O governo federal elogiou, nesta sexta-feira (9), a decisão da União Europeia de aprovar o tratado de livre comércio com o Mercosul. Em publicações nas redes sociais, o ministro da Fazenda, Fernando Haddad, e a ministra do Planejamento, Simone Tebet, ressaltaram os impactos positivos do acordo para a economia e a inserção internacional do Brasil.
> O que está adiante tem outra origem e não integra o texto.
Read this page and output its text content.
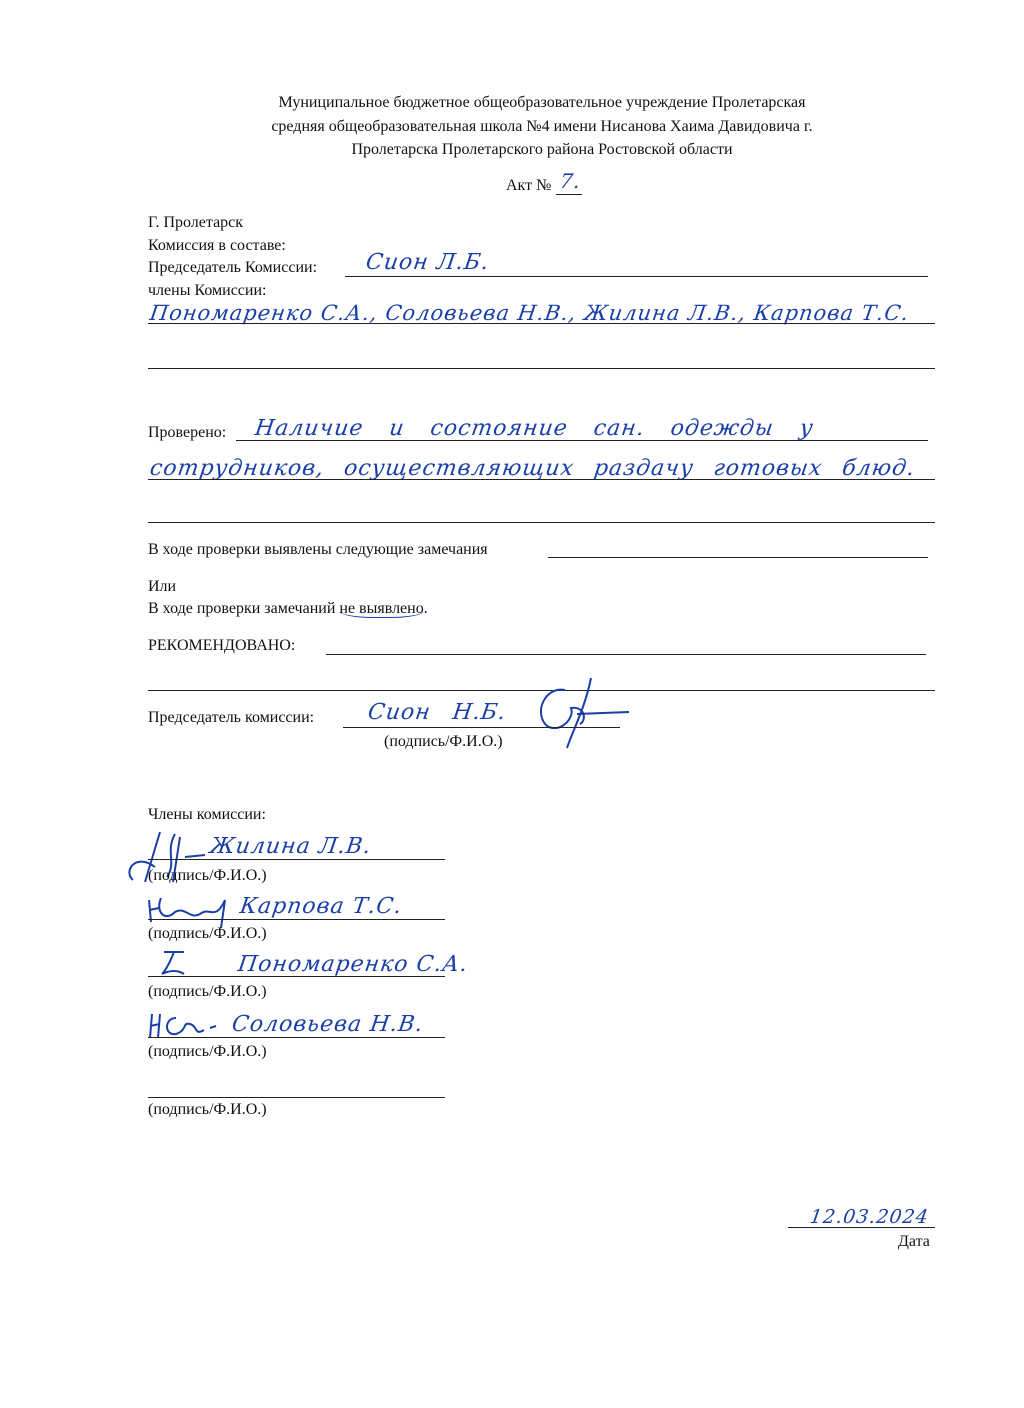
Муниципальное бюджетное общеобразовательное учреждение Пролетарская
средняя общеобразовательная школа №4 имени Нисанова Хаима Давидовича г.
Пролетарска Пролетарского района Ростовской области
Акт № 7.
Г. Пролетарск
Комиссия в составе:
Председатель Комиссии: Сион Л.Б.
члены Комиссии:
Пономаренко С.А., Соловьева Н.В., Жилина Л.В., Карпова Т.С.
Проверено: Наличие и состояние сан. одежды у
сотрудников, осуществляющих раздачу готовых блюд.
В ходе проверки выявлены следующие замечания
Или
В ходе проверки замечаний не выявлено.
РЕКОМЕНДОВАНО:
Председатель комиссии: Сион Н.Б.
(подпись/Ф.И.О.)
Члены комиссии:
Жилина Л.В.
(подпись/Ф.И.О.)
Карпова Т.С.
(подпись/Ф.И.О.)
Пономаренко С.А.
(подпись/Ф.И.О.)
Соловьева Н.В.
(подпись/Ф.И.О.)
(подпись/Ф.И.О.)
12.03.2024
Дата
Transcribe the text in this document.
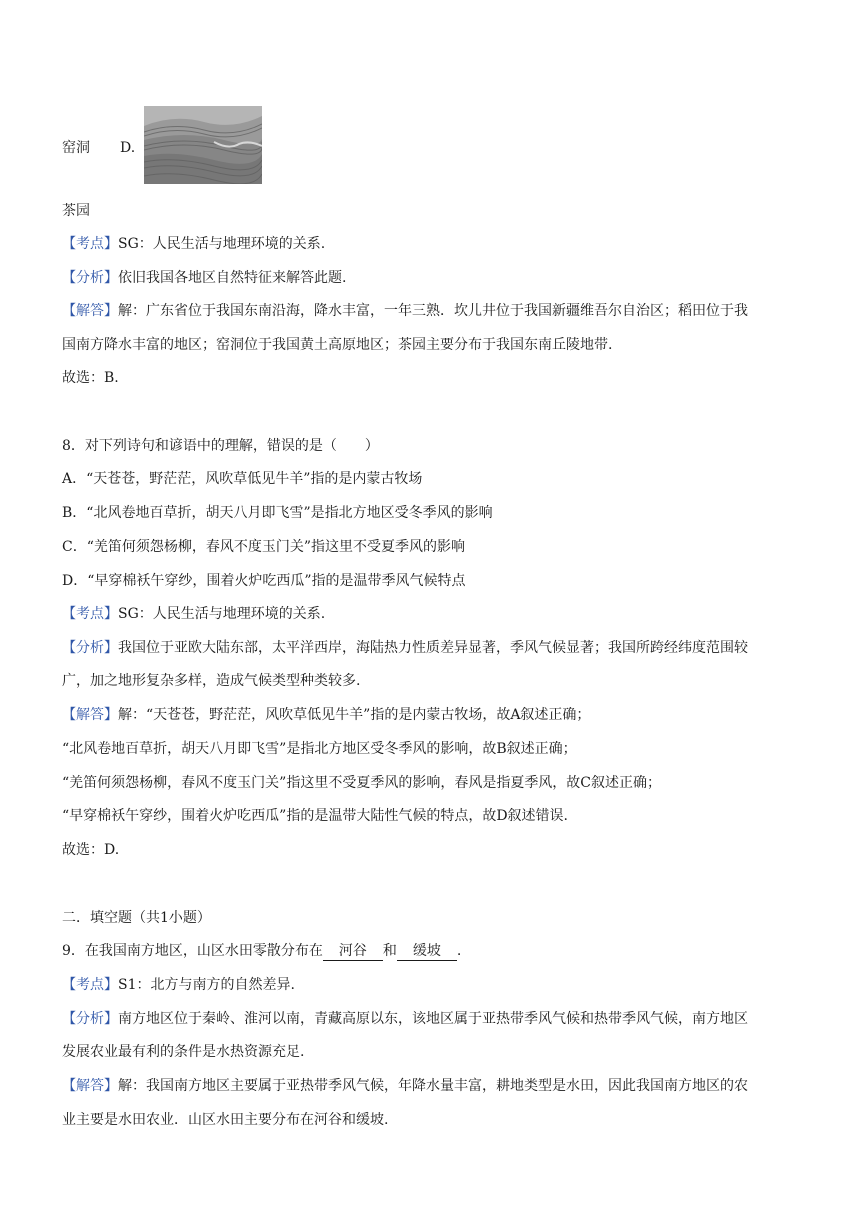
窑洞 D.
茶园
【考点】SG：人民生活与地理环境的关系.
【分析】依旧我国各地区自然特征来解答此题.
【解答】解：广东省位于我国东南沿海，降水丰富，一年三熟．坎儿井位于我国新疆维吾尔自治区；稻田位于我
国南方降水丰富的地区；窑洞位于我国黄土高原地区；茶园主要分布于我国东南丘陵地带.
故选：B.
8．对下列诗句和谚语中的理解，错误的是（　　）
A．“天苍苍，野茫茫，风吹草低见牛羊”指的是内蒙古牧场
B．“北风卷地百草折，胡天八月即飞雪”是指北方地区受冬季风的影响
C．“羌笛何须怨杨柳，春风不度玉门关”指这里不受夏季风的影响
D．“早穿棉袄午穿纱，围着火炉吃西瓜”指的是温带季风气候特点
【考点】SG：人民生活与地理环境的关系.
【分析】我国位于亚欧大陆东部，太平洋西岸，海陆热力性质差异显著，季风气候显著；我国所跨经纬度范围较
广，加之地形复杂多样，造成气候类型种类较多.
【解答】解：“天苍苍，野茫茫，风吹草低见牛羊”指的是内蒙古牧场，故A叙述正确；
“北风卷地百草折，胡天八月即飞雪”是指北方地区受冬季风的影响，故B叙述正确；
“羌笛何须怨杨柳，春风不度玉门关”指这里不受夏季风的影响，春风是指夏季风，故C叙述正确；
“早穿棉袄午穿纱，围着火炉吃西瓜”指的是温带大陆性气候的特点，故D叙述错误.
故选：D.
二．填空题（共1小题）
9．在我国南方地区，山区水田零散分布在 河谷 和 缓坡 .
【考点】S1：北方与南方的自然差异.
【分析】南方地区位于秦岭、淮河以南，青藏高原以东，该地区属于亚热带季风气候和热带季风气候，南方地区
发展农业最有利的条件是水热资源充足.
【解答】解：我国南方地区主要属于亚热带季风气候，年降水量丰富，耕地类型是水田，因此我国南方地区的农
业主要是水田农业．山区水田主要分布在河谷和缓坡.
Segundo Haddad, o entendimento representa um marco histórico não só do ponto de vista econômico, mas também geopolítico. Em mensagem online, o chefe da Fazenda afirmou que a assinatura do pacto abre “uma nova avenida de cooperação” e sinaliza um futuro pautado na pluralidade e na ampliação de oportunidades para empresas brasileiras.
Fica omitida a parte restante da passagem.